Le docteur qui avait l’air le plus âgé dit à la maman de Pierre:

«Madame, il ne faut pas reprocher à votre fils d’être resté sur le quai de Nevers. Il nous a beaucoup aidés pour transporter nos blessés; c’est un jeune garçon intelligent et plein de cœur. Aussi, pour le récompenser, je ferai remettre une vraie patte à son chien.

– Mais, m’écriai-je, ce chien n’est pas à Pierre, il est à papa.

– Oui, ton petit ami Pierre m’a dit que c’était un brave chien belge qui s’était conduit en héros à Anvers. C’est pourquoi je veux le guérir. Demain nous le soignerons.»

Ce soir-là, maman ne voulut pas nous expliquer comment on allait remettre une patte à Phœbus et on nous coucha dans des chambres de l’hôtel Terminus qui servaient, à côté de l’ambulance, à loger des familles qui venaient de Suisse ou, comme nous, de Paris. Le lendemain, très tôt, maman nous réveilla et nous sommes parties sans revoir le docteur, ni Phœbus. Pierre est venu nous embrasser; il reste à Lyon avec notre bon toutou pour son opération.

«Je te promets de t’écrire tout de suite et je ne le quitterai pas; car tu sais bien qu’il est aussi un peu à moi, ton chien, puisque tu es ma sœur.»

Comme ce voyage a été triste jusqu’à Montbrison! Maman ne souriait même plus. Tantine avait l’air si fatiguée, bien qu’elle se redressât tout le temps! Madeleine racontait des histoires à Barbe qui ne cessait de demander Phœbus et de dire que l’on avait pour sûr volé le chien de papa!

Montbrison, 12 octobre.

Je viens de recevoir une lettre de Pierre:

«Ma chère Noémie, Phœbus va très bien, et tandis que je t’écris, il est étendu sur un coussin à côté de moi et dort d’un très profond sommeil. Je lui ai dit que j’écrivais à Noémie.

«En entendant prononcer ce nom, il a dressé ses oreilles et remué sa queue. Il en est de même quand je dis Barbe ou Madeleine et même, l’autre jour, je lui ai demandé s’il voulait retourner à Louvain, il a pris l’air triste en voyant qu’il ne pouvait pas remuer sa patte plâtrée. Ce pauvre Phœbus a la patte dans un appareil de plâtre qu’il va garder pendant vingt jours, après quoi il pourra courir comme autrefois.
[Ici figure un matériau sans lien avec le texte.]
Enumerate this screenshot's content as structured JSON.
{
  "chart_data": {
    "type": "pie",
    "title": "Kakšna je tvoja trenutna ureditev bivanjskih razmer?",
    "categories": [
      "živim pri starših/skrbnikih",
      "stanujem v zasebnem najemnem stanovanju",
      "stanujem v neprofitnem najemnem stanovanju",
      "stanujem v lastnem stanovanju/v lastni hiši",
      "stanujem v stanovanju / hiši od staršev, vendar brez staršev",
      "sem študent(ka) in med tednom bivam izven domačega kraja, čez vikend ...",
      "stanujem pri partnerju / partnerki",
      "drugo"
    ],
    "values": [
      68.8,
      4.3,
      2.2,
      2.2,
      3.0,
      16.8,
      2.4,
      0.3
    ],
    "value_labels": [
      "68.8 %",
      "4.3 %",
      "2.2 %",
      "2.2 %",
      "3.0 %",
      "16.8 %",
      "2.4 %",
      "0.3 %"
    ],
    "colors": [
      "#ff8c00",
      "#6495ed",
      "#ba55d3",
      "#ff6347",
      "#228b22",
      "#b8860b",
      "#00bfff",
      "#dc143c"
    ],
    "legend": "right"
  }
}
Figure-toi que c’est un docteur français nommé Alexis Carrel qui, après avoir fait ses études à la Faculté de médecine de Lyon, a découvert ce qu’on appelle la «greffe humaine»: cela veut dire que, par exemple, si vous avez un nez coupé, on peut le remplacer par un morceau de chair pris sur votre bras ou sur votre jambe. Il a appliqué ou plutôt expérimenté sa découverte sur des chiens et des chats. Pour Phœbus, il s’est servi de la patte d’un chien que l’on venait d’abattre, et l’a placée sur Phœbus; les os doivent se souder aux os, les muscles aux muscles, à l’aide de fils d’argent; la plaie se cicatrise sous l’appareil de plâtre qui maintient en place la nouvelle patte. Le pauvre chien n’a pas souffert, car on l’a endormi, et dans vingt jours, nous enlèverons son appareil et alors je vous conduirai votre cher toutou.

«Je ne t’écris pas une longue lettre, car je suis obligé d’aller faire une course pour le docteur. Je travaille tellement que le soir je me couche à huit heures et m’endors tout de suite.
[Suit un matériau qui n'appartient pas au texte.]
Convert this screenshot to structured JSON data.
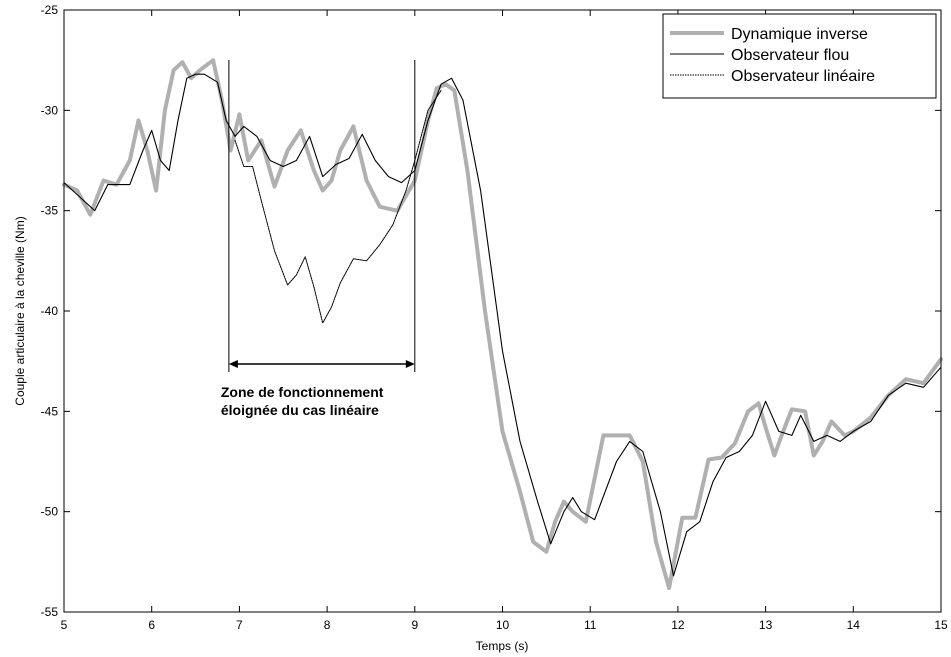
{
  "chart_data": {
    "type": "line",
    "title": "",
    "xlabel": "Temps (s)",
    "ylabel": "Couple articulaire à la cheville (Nm)",
    "xlim": [
      5,
      15
    ],
    "ylim": [
      -55,
      -25
    ],
    "xticks": [
      5,
      6,
      7,
      8,
      9,
      10,
      11,
      12,
      13,
      14,
      15
    ],
    "yticks": [
      -25,
      -30,
      -35,
      -40,
      -45,
      -50,
      -55
    ],
    "grid": false,
    "legend_position": "top-right",
    "series": [
      {
        "name": "Dynamique inverse",
        "color": "#b0b0b0",
        "style": "thick",
        "x": [
          5.0,
          5.15,
          5.3,
          5.45,
          5.6,
          5.75,
          5.85,
          5.95,
          6.05,
          6.15,
          6.25,
          6.35,
          6.45,
          6.55,
          6.7,
          6.8,
          6.9,
          7.0,
          7.1,
          7.25,
          7.4,
          7.55,
          7.7,
          7.85,
          7.95,
          8.05,
          8.15,
          8.3,
          8.45,
          8.6,
          8.8,
          9.0,
          9.15,
          9.25,
          9.35,
          9.45,
          9.6,
          9.8,
          10.0,
          10.2,
          10.35,
          10.5,
          10.6,
          10.7,
          10.8,
          10.95,
          11.15,
          11.3,
          11.45,
          11.6,
          11.75,
          11.9,
          12.05,
          12.2,
          12.35,
          12.5,
          12.65,
          12.8,
          12.92,
          13.0,
          13.1,
          13.2,
          13.3,
          13.45,
          13.55,
          13.65,
          13.75,
          13.9,
          14.0,
          14.2,
          14.4,
          14.6,
          14.8,
          15.0
        ],
        "values": [
          -33.7,
          -34.0,
          -35.2,
          -33.5,
          -33.7,
          -32.5,
          -30.5,
          -32.0,
          -34.0,
          -30.0,
          -28.0,
          -27.6,
          -28.4,
          -28.0,
          -27.5,
          -29.5,
          -32.0,
          -30.2,
          -32.5,
          -31.5,
          -33.8,
          -32.0,
          -31.0,
          -33.0,
          -34.0,
          -33.5,
          -32.0,
          -30.8,
          -33.5,
          -34.8,
          -35.0,
          -33.5,
          -30.5,
          -28.9,
          -28.7,
          -29.0,
          -33.0,
          -40.0,
          -46.0,
          -49.0,
          -51.5,
          -52.0,
          -50.5,
          -49.5,
          -50.0,
          -50.5,
          -46.2,
          -46.2,
          -46.2,
          -47.5,
          -51.5,
          -53.8,
          -50.3,
          -50.3,
          -47.4,
          -47.3,
          -46.6,
          -45.0,
          -44.6,
          -45.8,
          -47.2,
          -46.0,
          -44.9,
          -45.0,
          -47.2,
          -46.5,
          -45.5,
          -46.2,
          -46.0,
          -45.3,
          -44.2,
          -43.4,
          -43.6,
          -42.4
        ]
      },
      {
        "name": "Observateur flou",
        "color": "#000000",
        "style": "thin-solid",
        "x": [
          5.0,
          5.15,
          5.35,
          5.5,
          5.75,
          5.9,
          6.0,
          6.1,
          6.2,
          6.3,
          6.4,
          6.5,
          6.6,
          6.75,
          6.85,
          6.95,
          7.05,
          7.2,
          7.35,
          7.5,
          7.65,
          7.8,
          7.95,
          8.1,
          8.25,
          8.4,
          8.55,
          8.7,
          8.85,
          9.0,
          9.15,
          9.3,
          9.42,
          9.55,
          9.75,
          10.0,
          10.2,
          10.4,
          10.55,
          10.7,
          10.8,
          10.9,
          11.05,
          11.3,
          11.45,
          11.6,
          11.8,
          11.95,
          12.1,
          12.25,
          12.4,
          12.55,
          12.7,
          12.85,
          13.0,
          13.15,
          13.3,
          13.4,
          13.55,
          13.7,
          13.85,
          14.0,
          14.2,
          14.4,
          14.6,
          14.8,
          15.0
        ],
        "values": [
          -33.6,
          -34.2,
          -35.0,
          -33.7,
          -33.7,
          -32.0,
          -31.0,
          -32.5,
          -33.0,
          -30.5,
          -28.4,
          -28.2,
          -28.2,
          -28.6,
          -30.5,
          -31.3,
          -30.8,
          -31.3,
          -32.5,
          -32.8,
          -32.5,
          -31.3,
          -33.3,
          -32.7,
          -32.4,
          -31.2,
          -32.5,
          -33.3,
          -33.6,
          -33.0,
          -30.5,
          -28.7,
          -28.4,
          -29.5,
          -34.0,
          -42.0,
          -46.5,
          -49.5,
          -51.6,
          -50.0,
          -49.3,
          -50.0,
          -50.4,
          -47.5,
          -46.5,
          -47.0,
          -50.0,
          -53.2,
          -51.0,
          -50.5,
          -48.5,
          -47.3,
          -47.0,
          -46.2,
          -44.5,
          -46.0,
          -46.2,
          -45.2,
          -46.5,
          -46.2,
          -46.5,
          -46.0,
          -45.5,
          -44.2,
          -43.6,
          -43.8,
          -42.8
        ]
      },
      {
        "name": "Observateur linéaire",
        "color": "#000000",
        "style": "thin-dotted",
        "x": [
          6.95,
          7.05,
          7.15,
          7.25,
          7.4,
          7.55,
          7.65,
          7.75,
          7.85,
          7.95,
          8.05,
          8.15,
          8.3,
          8.45,
          8.6,
          8.75,
          8.9,
          9.0,
          9.15,
          9.3
        ],
        "values": [
          -31.5,
          -32.8,
          -32.8,
          -34.5,
          -37.0,
          -38.7,
          -38.2,
          -37.3,
          -38.8,
          -40.6,
          -39.8,
          -38.6,
          -37.4,
          -37.5,
          -36.7,
          -35.7,
          -34.0,
          -32.5,
          -30.0,
          -29.0
        ]
      }
    ],
    "annotations": [
      {
        "text_line1": "Zone de fonctionnement",
        "text_line2": "éloignée du cas linéaire",
        "x_from": 6.88,
        "x_to": 9.0
      }
    ]
  }
}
«Adieu, ma chère Noémie, à bientôt.

«Pierre Mase.»

A Montbrison nous sommes toutes allées chez les amis de Mme Mase qui ont une grande maison quai des Eaux-Minérales. C’est là que nous allons demeurer jusqu’au retour de papa.

Cette dame a deux petites filles et un garçon de l’âge de Pierre qui est en pension à Lyon. Leur papa est à la guerre et ils sont venus habiter chez leur grand’mère parce que, c’est moins cher de vivre là que dans la ville où ils étaient.
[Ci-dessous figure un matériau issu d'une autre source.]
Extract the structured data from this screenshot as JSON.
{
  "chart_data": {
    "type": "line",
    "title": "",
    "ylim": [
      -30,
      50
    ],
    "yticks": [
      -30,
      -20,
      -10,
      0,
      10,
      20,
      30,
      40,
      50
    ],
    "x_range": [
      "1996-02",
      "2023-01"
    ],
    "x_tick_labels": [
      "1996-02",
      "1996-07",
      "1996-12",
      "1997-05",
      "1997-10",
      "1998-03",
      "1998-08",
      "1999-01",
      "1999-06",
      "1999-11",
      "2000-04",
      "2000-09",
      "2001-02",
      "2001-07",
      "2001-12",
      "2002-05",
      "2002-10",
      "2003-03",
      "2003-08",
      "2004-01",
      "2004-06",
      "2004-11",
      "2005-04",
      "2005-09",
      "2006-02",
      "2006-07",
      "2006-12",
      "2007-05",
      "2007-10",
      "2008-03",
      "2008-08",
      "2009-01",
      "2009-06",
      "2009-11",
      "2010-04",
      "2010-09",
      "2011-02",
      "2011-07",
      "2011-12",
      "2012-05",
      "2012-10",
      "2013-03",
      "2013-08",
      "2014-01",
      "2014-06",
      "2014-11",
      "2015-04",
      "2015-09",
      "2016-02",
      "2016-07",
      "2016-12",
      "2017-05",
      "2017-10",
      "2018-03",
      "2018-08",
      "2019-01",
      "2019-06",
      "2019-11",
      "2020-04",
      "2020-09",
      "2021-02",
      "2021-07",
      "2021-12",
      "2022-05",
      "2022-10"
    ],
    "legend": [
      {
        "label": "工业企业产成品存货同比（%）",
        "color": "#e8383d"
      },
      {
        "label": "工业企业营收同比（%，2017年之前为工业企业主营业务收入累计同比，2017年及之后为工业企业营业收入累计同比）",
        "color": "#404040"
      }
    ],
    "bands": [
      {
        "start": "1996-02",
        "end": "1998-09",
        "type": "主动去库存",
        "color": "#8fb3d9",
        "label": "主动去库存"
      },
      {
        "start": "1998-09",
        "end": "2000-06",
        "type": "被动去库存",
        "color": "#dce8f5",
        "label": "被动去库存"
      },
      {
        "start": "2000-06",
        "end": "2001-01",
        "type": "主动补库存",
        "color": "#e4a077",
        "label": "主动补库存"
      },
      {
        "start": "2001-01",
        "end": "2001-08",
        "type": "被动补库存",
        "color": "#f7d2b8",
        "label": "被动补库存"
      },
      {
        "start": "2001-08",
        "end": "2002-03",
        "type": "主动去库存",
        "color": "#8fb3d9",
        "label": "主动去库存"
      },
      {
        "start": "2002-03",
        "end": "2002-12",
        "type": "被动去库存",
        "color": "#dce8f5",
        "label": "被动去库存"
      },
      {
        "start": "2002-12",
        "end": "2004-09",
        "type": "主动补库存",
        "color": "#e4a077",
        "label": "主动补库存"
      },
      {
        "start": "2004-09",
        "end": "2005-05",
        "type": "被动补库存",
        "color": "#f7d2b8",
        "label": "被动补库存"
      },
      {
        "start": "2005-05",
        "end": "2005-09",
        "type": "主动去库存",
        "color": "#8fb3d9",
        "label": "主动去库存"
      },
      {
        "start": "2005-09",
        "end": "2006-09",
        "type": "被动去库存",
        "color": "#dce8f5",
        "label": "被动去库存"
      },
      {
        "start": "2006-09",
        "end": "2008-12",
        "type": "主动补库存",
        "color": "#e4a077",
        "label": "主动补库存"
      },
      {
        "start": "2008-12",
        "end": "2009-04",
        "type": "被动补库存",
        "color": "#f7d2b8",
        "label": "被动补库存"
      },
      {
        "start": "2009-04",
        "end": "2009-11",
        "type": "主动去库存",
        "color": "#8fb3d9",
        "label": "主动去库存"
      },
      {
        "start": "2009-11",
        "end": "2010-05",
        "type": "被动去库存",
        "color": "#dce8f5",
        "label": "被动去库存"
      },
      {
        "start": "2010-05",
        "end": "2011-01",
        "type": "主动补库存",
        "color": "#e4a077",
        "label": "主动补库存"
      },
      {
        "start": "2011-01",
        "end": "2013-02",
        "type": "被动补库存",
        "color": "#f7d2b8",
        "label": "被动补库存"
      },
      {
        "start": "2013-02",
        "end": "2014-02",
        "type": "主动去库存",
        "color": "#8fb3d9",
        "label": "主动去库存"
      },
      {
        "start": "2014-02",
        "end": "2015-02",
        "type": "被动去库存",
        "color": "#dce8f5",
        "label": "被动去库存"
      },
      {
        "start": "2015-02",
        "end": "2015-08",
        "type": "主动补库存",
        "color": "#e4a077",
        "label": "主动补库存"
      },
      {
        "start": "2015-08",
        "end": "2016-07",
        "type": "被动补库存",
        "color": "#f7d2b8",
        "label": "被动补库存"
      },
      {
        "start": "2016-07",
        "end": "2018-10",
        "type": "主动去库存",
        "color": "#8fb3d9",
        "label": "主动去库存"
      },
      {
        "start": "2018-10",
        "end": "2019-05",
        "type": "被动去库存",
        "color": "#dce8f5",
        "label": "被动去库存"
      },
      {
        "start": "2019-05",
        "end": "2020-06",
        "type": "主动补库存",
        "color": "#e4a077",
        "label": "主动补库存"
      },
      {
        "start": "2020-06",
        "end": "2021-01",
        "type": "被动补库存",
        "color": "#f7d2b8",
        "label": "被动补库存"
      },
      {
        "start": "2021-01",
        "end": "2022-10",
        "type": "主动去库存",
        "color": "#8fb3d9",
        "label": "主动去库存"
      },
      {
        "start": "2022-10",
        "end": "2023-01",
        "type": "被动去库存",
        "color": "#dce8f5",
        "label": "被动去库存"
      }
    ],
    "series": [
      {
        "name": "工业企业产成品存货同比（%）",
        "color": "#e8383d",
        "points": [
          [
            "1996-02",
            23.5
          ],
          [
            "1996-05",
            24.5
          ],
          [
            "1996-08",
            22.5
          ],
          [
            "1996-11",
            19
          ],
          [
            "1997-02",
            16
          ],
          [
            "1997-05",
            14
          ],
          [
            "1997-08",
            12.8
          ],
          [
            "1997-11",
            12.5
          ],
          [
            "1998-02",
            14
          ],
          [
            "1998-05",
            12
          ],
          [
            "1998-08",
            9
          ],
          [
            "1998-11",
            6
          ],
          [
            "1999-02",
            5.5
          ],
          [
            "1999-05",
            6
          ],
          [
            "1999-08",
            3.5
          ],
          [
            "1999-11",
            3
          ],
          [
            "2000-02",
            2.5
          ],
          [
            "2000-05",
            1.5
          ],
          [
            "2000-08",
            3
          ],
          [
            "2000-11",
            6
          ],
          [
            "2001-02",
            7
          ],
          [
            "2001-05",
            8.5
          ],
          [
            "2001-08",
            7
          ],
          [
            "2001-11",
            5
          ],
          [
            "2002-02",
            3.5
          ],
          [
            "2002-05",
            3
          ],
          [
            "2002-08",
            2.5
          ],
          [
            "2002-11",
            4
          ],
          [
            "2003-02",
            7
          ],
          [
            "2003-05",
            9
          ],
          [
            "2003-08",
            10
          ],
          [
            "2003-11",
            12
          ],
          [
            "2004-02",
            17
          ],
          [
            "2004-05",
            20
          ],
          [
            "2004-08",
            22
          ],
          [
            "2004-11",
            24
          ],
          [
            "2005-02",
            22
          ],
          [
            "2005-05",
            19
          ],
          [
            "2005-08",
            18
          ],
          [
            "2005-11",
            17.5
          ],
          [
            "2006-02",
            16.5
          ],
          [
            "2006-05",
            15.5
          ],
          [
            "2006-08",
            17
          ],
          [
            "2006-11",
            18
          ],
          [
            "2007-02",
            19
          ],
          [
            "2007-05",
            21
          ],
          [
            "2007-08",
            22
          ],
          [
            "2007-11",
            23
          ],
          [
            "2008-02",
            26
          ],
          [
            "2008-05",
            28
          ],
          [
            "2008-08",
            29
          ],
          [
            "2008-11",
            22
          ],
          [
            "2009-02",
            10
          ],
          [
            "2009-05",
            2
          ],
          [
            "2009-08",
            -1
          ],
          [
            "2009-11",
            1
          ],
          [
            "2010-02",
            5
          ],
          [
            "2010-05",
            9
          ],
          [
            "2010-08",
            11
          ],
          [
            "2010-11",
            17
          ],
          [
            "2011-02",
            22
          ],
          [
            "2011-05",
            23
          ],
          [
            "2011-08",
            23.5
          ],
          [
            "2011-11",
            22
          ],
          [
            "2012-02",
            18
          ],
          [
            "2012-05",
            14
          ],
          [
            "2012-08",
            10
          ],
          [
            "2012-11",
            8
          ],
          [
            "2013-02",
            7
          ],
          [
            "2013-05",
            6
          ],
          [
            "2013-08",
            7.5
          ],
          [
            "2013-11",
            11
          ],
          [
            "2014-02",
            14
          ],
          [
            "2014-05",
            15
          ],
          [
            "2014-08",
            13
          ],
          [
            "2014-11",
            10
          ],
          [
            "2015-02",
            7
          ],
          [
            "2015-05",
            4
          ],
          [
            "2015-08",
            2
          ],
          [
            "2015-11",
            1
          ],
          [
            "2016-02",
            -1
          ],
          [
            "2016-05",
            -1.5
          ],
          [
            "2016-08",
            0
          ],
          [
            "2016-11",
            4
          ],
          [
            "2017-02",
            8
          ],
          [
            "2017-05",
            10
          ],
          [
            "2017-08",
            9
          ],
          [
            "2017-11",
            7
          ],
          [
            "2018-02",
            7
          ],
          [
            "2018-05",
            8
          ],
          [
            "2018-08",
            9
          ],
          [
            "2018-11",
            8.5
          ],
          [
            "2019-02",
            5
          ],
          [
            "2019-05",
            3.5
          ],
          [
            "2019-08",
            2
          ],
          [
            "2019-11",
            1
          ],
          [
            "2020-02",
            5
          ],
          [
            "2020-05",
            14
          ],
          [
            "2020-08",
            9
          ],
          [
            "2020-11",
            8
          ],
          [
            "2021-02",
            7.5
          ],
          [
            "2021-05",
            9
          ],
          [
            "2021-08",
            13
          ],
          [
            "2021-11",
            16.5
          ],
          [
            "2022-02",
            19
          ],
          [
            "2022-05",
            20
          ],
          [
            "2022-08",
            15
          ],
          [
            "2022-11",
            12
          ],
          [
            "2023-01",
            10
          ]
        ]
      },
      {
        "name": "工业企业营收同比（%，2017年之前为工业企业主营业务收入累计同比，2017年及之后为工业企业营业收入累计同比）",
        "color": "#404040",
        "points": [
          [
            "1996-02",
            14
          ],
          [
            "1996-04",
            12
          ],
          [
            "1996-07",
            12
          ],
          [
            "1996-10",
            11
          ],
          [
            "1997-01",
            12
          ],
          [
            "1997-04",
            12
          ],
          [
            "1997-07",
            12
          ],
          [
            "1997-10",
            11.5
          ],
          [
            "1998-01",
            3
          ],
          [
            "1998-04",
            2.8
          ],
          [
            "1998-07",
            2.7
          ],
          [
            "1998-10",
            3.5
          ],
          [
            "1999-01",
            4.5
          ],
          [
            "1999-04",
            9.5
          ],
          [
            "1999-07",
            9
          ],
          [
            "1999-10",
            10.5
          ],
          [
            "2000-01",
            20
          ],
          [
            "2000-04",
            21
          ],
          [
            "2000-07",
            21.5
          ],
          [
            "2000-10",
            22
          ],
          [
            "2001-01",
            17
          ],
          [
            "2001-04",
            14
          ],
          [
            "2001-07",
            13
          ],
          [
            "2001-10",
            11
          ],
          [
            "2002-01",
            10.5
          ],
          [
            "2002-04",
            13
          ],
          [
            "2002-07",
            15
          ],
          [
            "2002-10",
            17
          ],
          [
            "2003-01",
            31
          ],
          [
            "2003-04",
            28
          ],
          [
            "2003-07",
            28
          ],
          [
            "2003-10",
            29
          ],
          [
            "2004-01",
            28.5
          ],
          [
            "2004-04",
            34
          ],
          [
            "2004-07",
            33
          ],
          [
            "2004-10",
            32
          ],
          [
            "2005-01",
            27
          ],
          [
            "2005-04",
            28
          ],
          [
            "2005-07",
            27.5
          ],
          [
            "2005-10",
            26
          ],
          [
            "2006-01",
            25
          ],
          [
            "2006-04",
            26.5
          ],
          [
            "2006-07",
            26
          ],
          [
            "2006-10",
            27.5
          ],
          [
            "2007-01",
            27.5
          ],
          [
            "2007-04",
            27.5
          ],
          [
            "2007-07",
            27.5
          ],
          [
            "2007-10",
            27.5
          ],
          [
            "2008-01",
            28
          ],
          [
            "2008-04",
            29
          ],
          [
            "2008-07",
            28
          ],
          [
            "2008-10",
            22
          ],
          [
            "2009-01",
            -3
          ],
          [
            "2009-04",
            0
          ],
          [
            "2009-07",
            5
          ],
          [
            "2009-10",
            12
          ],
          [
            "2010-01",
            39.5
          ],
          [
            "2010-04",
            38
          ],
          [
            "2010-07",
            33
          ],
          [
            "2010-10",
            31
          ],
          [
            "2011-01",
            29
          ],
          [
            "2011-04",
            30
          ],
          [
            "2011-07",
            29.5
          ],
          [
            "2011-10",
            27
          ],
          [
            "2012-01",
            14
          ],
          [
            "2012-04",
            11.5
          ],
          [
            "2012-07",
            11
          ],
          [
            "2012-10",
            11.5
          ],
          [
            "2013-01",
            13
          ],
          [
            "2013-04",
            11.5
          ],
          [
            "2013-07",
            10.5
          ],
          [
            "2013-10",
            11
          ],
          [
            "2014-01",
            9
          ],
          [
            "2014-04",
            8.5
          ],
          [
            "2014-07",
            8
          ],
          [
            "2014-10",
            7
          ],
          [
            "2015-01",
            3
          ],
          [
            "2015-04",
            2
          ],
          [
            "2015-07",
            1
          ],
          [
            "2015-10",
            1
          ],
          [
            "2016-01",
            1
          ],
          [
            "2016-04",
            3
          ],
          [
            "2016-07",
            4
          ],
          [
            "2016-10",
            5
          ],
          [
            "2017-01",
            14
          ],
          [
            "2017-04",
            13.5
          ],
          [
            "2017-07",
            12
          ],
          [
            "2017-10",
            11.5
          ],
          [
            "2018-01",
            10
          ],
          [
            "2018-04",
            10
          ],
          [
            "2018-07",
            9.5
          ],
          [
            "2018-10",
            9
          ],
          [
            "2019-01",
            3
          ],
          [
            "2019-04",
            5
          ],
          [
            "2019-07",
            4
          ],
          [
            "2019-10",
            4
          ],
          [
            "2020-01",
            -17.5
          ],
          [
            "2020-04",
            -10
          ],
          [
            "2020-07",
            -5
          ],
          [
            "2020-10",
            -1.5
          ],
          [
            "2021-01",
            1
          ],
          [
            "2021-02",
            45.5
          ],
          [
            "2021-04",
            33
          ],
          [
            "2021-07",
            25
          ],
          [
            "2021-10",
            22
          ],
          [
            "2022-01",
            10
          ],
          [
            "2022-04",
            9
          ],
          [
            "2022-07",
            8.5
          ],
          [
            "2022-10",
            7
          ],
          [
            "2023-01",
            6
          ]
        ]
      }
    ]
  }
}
Maman va donner des leçons aux petites filles et Tantine avec Madeleine s’occuperont de la maison, car Mme Moreau est toujours malade. Les petites filles, qui s’appellent Marie et Louise, ont été très gentilles quand nous sommes arrivées; elles nous ont menées dans une grande chambre d’étude, où nous restons toute la journée quand nous ne sortons pas. Nous avons déjà vu la ville qui n’a pas l’air gaie. Oh! ce n’est pas Louvain! J’écris cela dans mon journal parce que je veux y inscrire tout ce que je pense; je ne voudrais pas le dire et faire de la peine à Mme Mase ni à Mme Moreau, qui sont si gentilles pour nous, mais c’est la vérité. Du reste, Pierre me l’avait bien dit.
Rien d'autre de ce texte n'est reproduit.